Deep in the center of Minneapolis, Minnesota, there is a little hole-in-the-wall restaurant named “Korea Restaurant”. If you are passing by on any normal day, you’ll be likely to miss it; there’s no fancy banner, no flashy sign, nothing that would indicate the location of the best Jajangmyeon in Minnesota.
The atmosphere inside Korea Restaurant is surprisingly calm and quiet, despite every table being occupied. When you walk in, you are instantly greeted by two sites: a cute, middle-aged woman with panda earmuffs on her head (who seemed surprised when I pronounced the name of my dish correctly), and an enormous array of food choices that line the wall. It’s almost overwhelming at first; but I knew what I was there for–Jajangmyeon and nothing else.
For those who don’t know, I’ll give you the general run down of Jajangmyeon. Jajangmyeon translates to “noodles with black bean sauce and meat”. Usually the meat is pork, and the dish is served with chopped zucchini and onions (green and red), sesame seeds, and sometimes half of a hard boiled egg.
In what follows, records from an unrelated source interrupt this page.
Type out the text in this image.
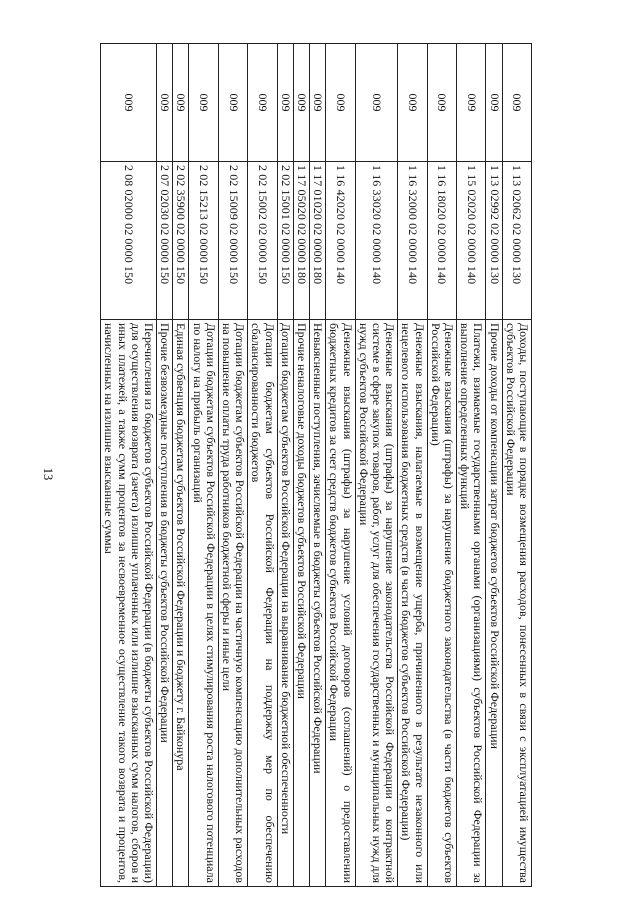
13
009	1 13 02062 02 0000 130	Доходы, поступающие в порядке возмещения расходов, понесенных в связи с эксплуатацией имущества субъектов Российской Федерации
009	1 13 02992 02 0000 130	Прочие доходы от компенсации затрат бюджетов субъектов Российской Федерации
009	1 15 02020 02 0000 140	Платежи, взимаемые государственными органами (организациями) субъектов Российской Федерации за выполнение определенных функций
009	1 16 18020 02 0000 140	Денежные взыскания (штрафы) за нарушение бюджетного законодательства (в части бюджетов субъектов Российской Федерации)
009	1 16 32000 02 0000 140	Денежные взыскания, налагаемые в возмещение ущерба, причиненного в результате незаконного или нецелевого использования бюджетных средств (в части бюджетов субъектов Российской Федерации)
009	1 16 33020 02 0000 140	Денежные взыскания (штрафы) за нарушение законодательства Российской Федерации о контрактной системе в сфере закупок товаров, работ, услуг для обеспечения государственных и муниципальных нужд для нужд субъектов Российской Федерации
009	1 16 42020 02 0000 140	Денежные взыскания (штрафы) за нарушение условий договоров (соглашений) о предоставлении бюджетных кредитов за счет средств бюджетов субъектов Российской Федерации
009	1 17 01020 02 0000 180	Невыясненные поступления, зачисляемые в бюджеты субъектов Российской Федерации
009	1 17 05020 02 0000 180	Прочие неналоговые доходы бюджетов субъектов Российской Федерации
009	2 02 15001 02 0000 150	Дотации бюджетам субъектов Российской Федерации на выравнивание бюджетной обеспеченности
009	2 02 15002 02 0000 150	Дотации бюджетам субъектов Российской Федерации на поддержку мер по обеспечению сбалансированности бюджетов
009	2 02 15009 02 0000 150	Дотации бюджетам субъектов Российской Федерации на частичную компенсацию дополнительных расходов на повышение оплаты труда работников бюджетной сферы и иные цели
009	2 02 15213 02 0000 150	Дотации бюджетам субъектов Российской Федерации в целях стимулирования роста налогового потенциала по налогу на прибыль организаций
009	2 02 35900 02 0000 150	Единая субвенция бюджетам субъектов Российской Федерации и бюджету г. Байконура
009	2 07 02030 02 0000 150	Прочие безвозмездные поступления в бюджеты субъектов Российской Федерации
009	2 08 02000 02 0000 150	Перечисления из бюджетов субъектов Российской Федерации (в бюджеты субъектов Российской Федерации) для осуществления возврата (зачета) излишне уплаченных или излишне взысканных сумм налогов, сборов и иных платежей, а также сумм процентов за несвоевременное осуществление такого возврата и процентов, начисленных на излишне взысканные суммы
The Jajangmyeon was phenomenal! It was served piping hot and in a stainless steel bowl so it stayed warmer much longer than normal. As you can see, the portion size was large–much larger than I expected–and I could not have finished it all even if I was starving. The sauce itself is super rich and thick and the noodles are heavy, so it fills you up quickly. Luckily, I’ve spent my whole life eating, so I knew how to pace myself.
If I hadn’t filled up so quickly, I would have licked that bowl clean. When thinking about trying Jajangmyeon, I got nervous, because I read that the sauce is often loaded with red onions and even though I like red onions, they can become too powerful of a flavor. I didn’t have that problem though, as the ingredients were perfectly proportioned! Although, mine came with the egg, but it was quickly moved to the side because this is one girl who does not like hard boiled eggs. Once the egg was out of the way, though, I was able to go to town on the food! Honestly, you have no choice but to go all in when you’re eating Jajangmyeon; the sauce makes the noodles so slippery that unless you grab a heap full with your chopsticks they’ll slide right off. Every bite was taken with care, and every taste was loved and appreciated.
This meal rang in at a whopping $10.99. Now, for some $10.99 is a bit pricey for one meal, and for others it’s not. After I saw the portion size, the price felt reasonable to me because the left over amount of Jajangmyeon I have is enough to make another lunch or dinner.
All-in-all, I would give this a 9.5/10. The obscure location of Korea Restaurant is the only cause for losing half a star: missing the restaurant=missing the Jajangmyeon. If you’ve got the eyes and you’ve got the money, though, look for a place near you that sells jajangmyeon as quickly as possible.